Department of Medicine, Medical Practice Evaluation Center, Massachusetts General Hospital, Boston, MA.
Division of Infectious Diseases, Brigham and Women's Hospital, Boston, MA.
J Acquir Immune Defic Syndr. 2020 Feb 1;83(2):148-156. doi: 10.1097/QAI.0000000000002241.
We projected the clinical outcomes, cost-effectiveness, and budget impact of ibalizumab plus an optimized background regimen (OBR) for people with multidrug-resistant (MDR) HIV in the United States.
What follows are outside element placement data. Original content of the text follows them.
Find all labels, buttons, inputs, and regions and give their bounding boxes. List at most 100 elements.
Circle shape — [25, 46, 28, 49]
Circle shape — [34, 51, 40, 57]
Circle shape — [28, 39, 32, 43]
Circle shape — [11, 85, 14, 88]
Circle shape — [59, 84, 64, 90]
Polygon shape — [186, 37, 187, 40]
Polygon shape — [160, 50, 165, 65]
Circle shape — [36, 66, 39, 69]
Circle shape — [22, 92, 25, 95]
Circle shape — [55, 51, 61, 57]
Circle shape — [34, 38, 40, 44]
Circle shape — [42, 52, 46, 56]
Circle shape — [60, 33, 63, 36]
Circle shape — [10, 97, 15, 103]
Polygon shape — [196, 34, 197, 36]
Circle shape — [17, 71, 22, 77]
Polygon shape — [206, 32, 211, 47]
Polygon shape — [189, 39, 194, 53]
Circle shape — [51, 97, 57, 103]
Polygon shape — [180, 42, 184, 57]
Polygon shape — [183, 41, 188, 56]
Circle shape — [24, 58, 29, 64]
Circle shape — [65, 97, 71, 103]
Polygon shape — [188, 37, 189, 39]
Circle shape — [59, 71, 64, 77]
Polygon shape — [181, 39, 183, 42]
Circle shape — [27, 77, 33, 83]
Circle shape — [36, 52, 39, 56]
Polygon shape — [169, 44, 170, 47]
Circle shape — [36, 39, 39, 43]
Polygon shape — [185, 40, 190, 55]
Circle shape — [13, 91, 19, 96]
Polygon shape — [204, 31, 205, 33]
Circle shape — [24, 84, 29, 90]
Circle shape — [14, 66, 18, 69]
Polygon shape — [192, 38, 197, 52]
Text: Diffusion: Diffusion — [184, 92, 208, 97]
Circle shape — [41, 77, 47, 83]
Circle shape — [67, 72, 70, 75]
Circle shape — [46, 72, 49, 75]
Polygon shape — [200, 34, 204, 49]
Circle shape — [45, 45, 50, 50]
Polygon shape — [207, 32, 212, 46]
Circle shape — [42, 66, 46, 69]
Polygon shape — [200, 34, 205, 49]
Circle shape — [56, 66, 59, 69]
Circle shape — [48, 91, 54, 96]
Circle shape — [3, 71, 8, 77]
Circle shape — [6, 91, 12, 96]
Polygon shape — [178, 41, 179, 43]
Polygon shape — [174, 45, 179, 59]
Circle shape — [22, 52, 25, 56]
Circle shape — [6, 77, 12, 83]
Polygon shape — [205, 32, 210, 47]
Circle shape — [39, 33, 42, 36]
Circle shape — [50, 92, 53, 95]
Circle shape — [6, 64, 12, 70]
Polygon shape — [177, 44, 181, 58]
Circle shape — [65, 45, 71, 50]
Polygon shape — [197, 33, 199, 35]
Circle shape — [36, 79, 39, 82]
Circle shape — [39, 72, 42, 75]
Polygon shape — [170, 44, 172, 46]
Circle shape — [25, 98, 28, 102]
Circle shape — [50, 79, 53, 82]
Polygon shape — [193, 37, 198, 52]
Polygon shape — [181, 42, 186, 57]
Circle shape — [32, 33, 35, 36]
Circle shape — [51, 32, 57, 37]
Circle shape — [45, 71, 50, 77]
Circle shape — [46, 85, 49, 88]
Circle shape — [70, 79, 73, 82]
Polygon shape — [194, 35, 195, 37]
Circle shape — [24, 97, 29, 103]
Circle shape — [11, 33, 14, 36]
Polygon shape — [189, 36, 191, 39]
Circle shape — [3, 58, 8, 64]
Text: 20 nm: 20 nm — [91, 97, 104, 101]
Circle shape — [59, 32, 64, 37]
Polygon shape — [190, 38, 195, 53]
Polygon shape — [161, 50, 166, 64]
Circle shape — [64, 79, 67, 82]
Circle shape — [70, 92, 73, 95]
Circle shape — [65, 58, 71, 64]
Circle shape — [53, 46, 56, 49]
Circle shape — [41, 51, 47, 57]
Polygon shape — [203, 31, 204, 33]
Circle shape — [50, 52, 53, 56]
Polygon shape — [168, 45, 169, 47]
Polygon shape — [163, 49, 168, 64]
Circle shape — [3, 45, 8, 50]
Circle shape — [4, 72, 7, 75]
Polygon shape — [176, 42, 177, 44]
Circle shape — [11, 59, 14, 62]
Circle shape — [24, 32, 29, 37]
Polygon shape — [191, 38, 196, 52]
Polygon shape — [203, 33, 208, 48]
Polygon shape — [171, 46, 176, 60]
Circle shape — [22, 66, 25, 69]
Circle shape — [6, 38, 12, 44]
Using the Cost-Effectiveness of Preventing AIDS Complications microsimulation model and a health care sector perspective, we compared 2 treatment strategies for MDR HIV: (1) IBA + OBR-ibalizumab plus OBR and (2) OBR-OBR alone. Ibalizumab efficacy and cohort characteristics were from trial data: mean age 49 years, 85% male, and mean CD4 150/µL. Six-month viral suppression was 50% with IBA + OBR and 0% with OBR. The ibalizumab loading dose cost $10,500, and subsequent ibalizumab injections cost $8400/month; OBR cost $4500/month. Incremental cost-effectiveness ratios (ICERs) were calculated using discounted (3%/year) quality-adjusted life years (QALYs) and costs. ICERs ≤$100,000/QALY were considered cost-effective. We performed sensitivity analysis on key parameters and examined budget impact.
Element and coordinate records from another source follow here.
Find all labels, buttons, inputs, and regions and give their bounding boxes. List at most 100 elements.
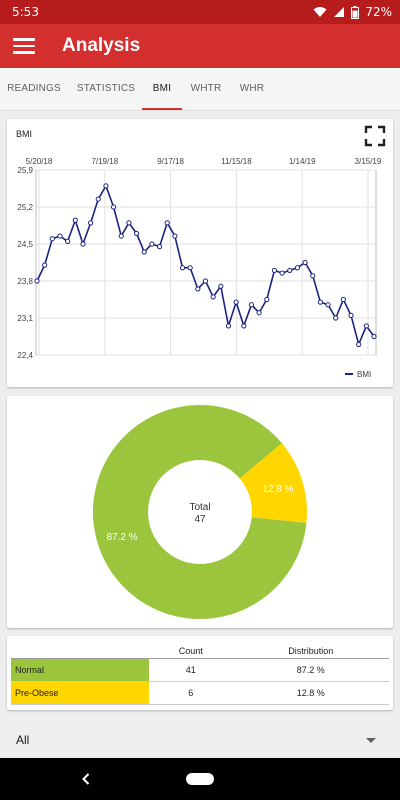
tab-bmi[interactable]: BMI <box>152 83 172 94</box>
data-point <box>133 230 140 237</box>
back-icon[interactable] <box>78 771 94 787</box>
y-tick-label: 24,5 <box>17 240 33 249</box>
y-tick-label: 23,8 <box>17 277 33 286</box>
data-point <box>141 249 147 255</box>
donut-total-value: 47 <box>194 514 206 525</box>
donut-total-label: Total <box>189 502 211 513</box>
data-point <box>348 312 354 318</box>
dropdown-arrow-icon[interactable] <box>366 738 376 743</box>
distribution-table: Count Distribution Normal 41 87.2 % Pre-… <box>11 644 389 705</box>
bmi-line-chart: 5/20/18 7/19/18 9/17/18 11/15/18 1/14/19 3/15… <box>17 157 382 379</box>
row-preobese-distribution: 12.8 % <box>232 681 389 705</box>
x-tick-label: 9/17/18 <box>157 157 184 166</box>
y-tick-label: 25,9 <box>17 166 33 175</box>
data-point <box>195 286 201 292</box>
donut-slice-label: 87.2 % <box>107 532 138 543</box>
data-point <box>34 278 40 284</box>
data-point <box>271 267 278 274</box>
data-point <box>149 241 155 247</box>
data-point <box>325 302 331 308</box>
fullscreen-icon[interactable] <box>364 125 386 147</box>
data-point <box>172 233 178 239</box>
x-tick-label: 1/14/19 <box>289 157 316 166</box>
status-icons: 72% <box>313 3 392 21</box>
row-normal-label: Normal <box>11 658 149 682</box>
y-tick-label: 25,2 <box>17 203 33 212</box>
donut-slice-label: 12.8 % <box>262 484 293 495</box>
table-row: Pre-Obese 6 12.8 % <box>11 681 389 705</box>
page-title: Analysis <box>62 35 141 56</box>
y-tick-label: 23,1 <box>17 314 33 323</box>
y-tick-label: 22,4 <box>17 351 33 360</box>
data-point <box>302 259 308 266</box>
tab-whr[interactable]: WHR <box>239 83 265 94</box>
data-point <box>118 233 124 239</box>
data-point <box>156 244 163 250</box>
data-point <box>202 278 209 284</box>
data-point <box>218 283 224 289</box>
data-point <box>256 310 262 316</box>
data-point <box>42 262 48 268</box>
row-normal-count: 41 <box>149 658 233 682</box>
data-point <box>264 296 270 303</box>
wifi-icon <box>313 7 327 17</box>
x-tick-label: 3/15/19 <box>355 157 382 166</box>
data-point <box>210 294 216 300</box>
table-row: Normal 41 87.2 % <box>11 658 389 682</box>
status-bar: 5:53 72% <box>0 0 400 24</box>
chart-title: BMI <box>16 129 33 139</box>
data-point <box>241 323 247 329</box>
data-point <box>103 183 109 189</box>
data-point <box>340 296 346 303</box>
data-point <box>371 333 377 340</box>
data-point <box>248 302 255 308</box>
donut-slice-preobese <box>239 443 307 523</box>
distribution-donut-card: 87.2 % 12.8 % Total 47 <box>7 396 393 628</box>
table-header-distribution: Distribution <box>232 644 389 659</box>
row-normal-distribution: 87.2 % <box>232 658 389 682</box>
filter-selected-value[interactable]: All <box>16 733 30 747</box>
table-header-count: Count <box>149 644 233 659</box>
distribution-donut-chart: 87.2 % 12.8 % <box>92 405 307 619</box>
data-point <box>287 267 293 274</box>
menu-icon[interactable] <box>10 33 38 59</box>
table-header-empty <box>11 644 149 659</box>
data-point <box>356 341 362 348</box>
tab-statistics[interactable]: STATISTICS <box>76 83 136 94</box>
data-point <box>88 220 94 226</box>
tab-readings[interactable]: READINGS <box>7 83 61 94</box>
data-point <box>363 323 369 329</box>
tab-whtr[interactable]: WHTR <box>190 83 222 94</box>
data-point <box>164 220 170 226</box>
app-bar: Analysis <box>0 24 400 68</box>
data-point <box>317 299 323 305</box>
data-point <box>179 265 186 271</box>
data-point <box>57 233 63 239</box>
data-point <box>333 315 339 321</box>
distribution-table-card: Count Distribution Normal 41 87.2 % Pre-… <box>7 636 393 710</box>
data-point <box>225 323 232 329</box>
data-point <box>49 236 55 242</box>
plot-frame <box>35 169 377 356</box>
data-point <box>95 196 101 202</box>
data-point <box>233 299 239 305</box>
data-point <box>72 217 78 223</box>
bmi-series-line <box>36 183 375 347</box>
row-preobese-count: 6 <box>149 681 233 705</box>
x-tick-label: 7/19/18 <box>91 157 118 166</box>
x-tick-label: 5/20/18 <box>26 157 53 166</box>
status-time: 5:53 <box>12 5 39 19</box>
home-button[interactable] <box>186 773 214 785</box>
tab-indicator <box>142 108 182 110</box>
battery-level: 72% <box>365 5 392 19</box>
tab-bar: READINGS STATISTICS BMI WHTR WHR <box>0 68 400 111</box>
x-tick-label: 11/15/18 <box>221 157 252 166</box>
signal-icon <box>334 7 345 17</box>
system-nav-bar <box>0 758 400 800</box>
period-filter[interactable]: All <box>0 722 400 758</box>
data-point <box>65 238 71 244</box>
data-point <box>126 220 132 226</box>
legend-label: BMI <box>357 370 371 379</box>
data-point <box>279 270 285 276</box>
bmi-chart-card: BMI 5/20/18 7/19/18 9/17/18 11/15/18 1/14/19… <box>7 119 393 387</box>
In the base case, 5-year survival increased from 38% with OBR to 47% with IBA + OBR. Lifetime costs were $301,700/person with OBR and $661,800/person with IBA + OBR; the ICER for IBA + OBR compared with OBR was $260,900/QALY. IBA + OBR was not cost-effective even with 100% efficacy. IBA + OBR became cost-effective at base case efficacy if ibalizumab cost was reduced by ≥88%. For an estimated 12,000 people with MDR HIV in the United States, IBA + OBR increased care costs by $1.8 billion (1.5% of total treatment budget) over 5 years.
For people with MDR HIV lacking other treatment options, ibalizumab will substantially increase survival when effective. Although adding ibalizumab to OBR is not cost-effective, the low number of eligible patients in the United States makes the budget impact relatively small.
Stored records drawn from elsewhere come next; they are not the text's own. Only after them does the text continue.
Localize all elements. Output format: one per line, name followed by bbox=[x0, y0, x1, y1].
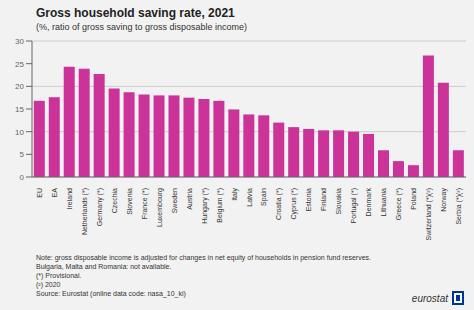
svg-text:Germany (*): Germany (*) bbox=[96, 188, 104, 226]
svg-text:Norway: Norway bbox=[440, 188, 448, 212]
svg-text:Portugal (*): Portugal (*) bbox=[350, 188, 358, 223]
svg-text:Croatia (*): Croatia (*) bbox=[275, 188, 283, 220]
svg-text:Switzerland (*)(²): Switzerland (*)(²) bbox=[425, 188, 433, 241]
svg-text:Belgium (*): Belgium (*) bbox=[216, 188, 224, 223]
svg-text:Poland: Poland bbox=[410, 188, 417, 210]
svg-text:0: 0 bbox=[20, 173, 25, 182]
svg-text:5: 5 bbox=[20, 150, 25, 159]
svg-text:Greece (*): Greece (*) bbox=[395, 188, 403, 220]
svg-text:Serbia (*)(²): Serbia (*)(²) bbox=[455, 188, 463, 225]
html-text:eurostat: eurostat bbox=[411, 292, 448, 304]
svg-text:10: 10 bbox=[15, 128, 24, 137]
svg-text:Spain: Spain bbox=[260, 188, 268, 206]
svg-text:Slovakia: Slovakia bbox=[335, 188, 342, 215]
svg-text:15: 15 bbox=[15, 105, 24, 114]
html-text:Note: gross disposable income: Note: gross disposable income is adjuste… bbox=[36, 254, 371, 261]
svg-text:EA: EA bbox=[51, 188, 58, 198]
svg-text:30: 30 bbox=[15, 37, 24, 46]
svg-text:EU: EU bbox=[36, 188, 43, 198]
svg-text:Lithuania: Lithuania bbox=[380, 188, 387, 217]
svg-text:Cyprus (*): Cyprus (*) bbox=[290, 188, 298, 220]
svg-text:Finland: Finland bbox=[320, 188, 327, 211]
svg-text:Hungary (*): Hungary (*) bbox=[201, 188, 209, 224]
html-text:(*) Provisional.: (*) Provisional. bbox=[36, 272, 82, 279]
svg-text:Estonia: Estonia bbox=[305, 188, 312, 211]
html-text:Bulgaria, Malta and Romania: n: Bulgaria, Malta and Romania: not availab… bbox=[36, 263, 172, 270]
svg-text:Sweden: Sweden bbox=[171, 188, 178, 213]
svg-text:Czechia: Czechia bbox=[111, 188, 118, 213]
svg-text:Luxembourg: Luxembourg bbox=[156, 188, 164, 227]
html-text:(²) 2020: (²) 2020 bbox=[36, 281, 61, 288]
svg-text:Austria: Austria bbox=[186, 188, 193, 210]
svg-text:25: 25 bbox=[15, 60, 24, 69]
svg-text:Ireland: Ireland bbox=[66, 188, 73, 210]
svg-text:Netherlands (*): Netherlands (*) bbox=[81, 188, 89, 235]
svg-text:France (*): France (*) bbox=[141, 188, 149, 219]
svg-text:Latvia: Latvia bbox=[246, 188, 253, 207]
html-text:(%, ratio of gross saving to g: (%, ratio of gross saving to gross dispo… bbox=[36, 22, 248, 32]
svg-text:20: 20 bbox=[15, 82, 24, 91]
html-text:Source: Eurostat (online data: Source: Eurostat (online data code: nasa… bbox=[36, 290, 186, 297]
svg-text:Slovenia: Slovenia bbox=[126, 188, 133, 215]
html-text:Gross household saving rate, 2: Gross household saving rate, 2021 bbox=[36, 6, 235, 20]
svg-text:Italy: Italy bbox=[231, 188, 239, 201]
svg-text:Denmark: Denmark bbox=[365, 188, 372, 217]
我们预测了伊博利珠单抗联合优化背景治疗方案(OBR)治疗美国多重耐药(MDR)HIV 感染者的临床结局、成本效益和预算影响。
使用预防艾滋病并发症成本效益微观模拟模型和医疗保健部门视角,我们比较了 MDR HIV 的 2 种治疗策略:(1)IBA+OBR-伊博利珠单抗联合 OBR 和(2)OBR-OBR 单独治疗。Ibalizumab 的疗效和队列特征来自临床试验数据:平均年龄 49 岁,85%为男性,平均 CD4 细胞计数为 150/μL。IBA+OBR 的 6 个月病毒抑制率为 50%,而 OBR 为 0%。伊博利珠单抗的负荷剂量费用为 10500 美元,随后的伊博利珠单抗注射费用为 8400 美元/月;OBR 每月费用为 4500 美元。采用贴现(3%/年)质量调整生命年(QALY)和成本计算增量成本效益比(ICER)。ICER≤100000 美元/QALY 被认为具有成本效益。我们对关键参数进行了敏感性分析,并考察了预算影响。
在基线情况下,OBR 组的 5 年生存率从 38%提高到 IBA+OBR 组的 47%。OBR 组的终身成本为每人 301700 美元,IBA+OBR 组为每人 661800 美元;与 OBR 相比,IBA+OBR 的 ICER 为 260900 美元/QALY。即使疗效达到 100%,IBA+OBR 也不具有成本效益。如果伊博利珠单抗的成本降低≥88%,则在基线情况下,IBA+OBR 的疗效具有成本效益。在美国,估计有 12000 名 MDR HIV 感染者,IBA+OBR 在 5 年内将增加 18 亿美元(占总治疗预算的 1.5%)的医疗费用。
对于没有其他治疗选择的 MDR HIV 感染者,伊博利珠单抗在有效时可显著提高生存率。尽管将伊博利珠单抗添加到 OBR 中并不具有成本效益,但美国符合条件的患者人数较少,因此预算影响相对较小。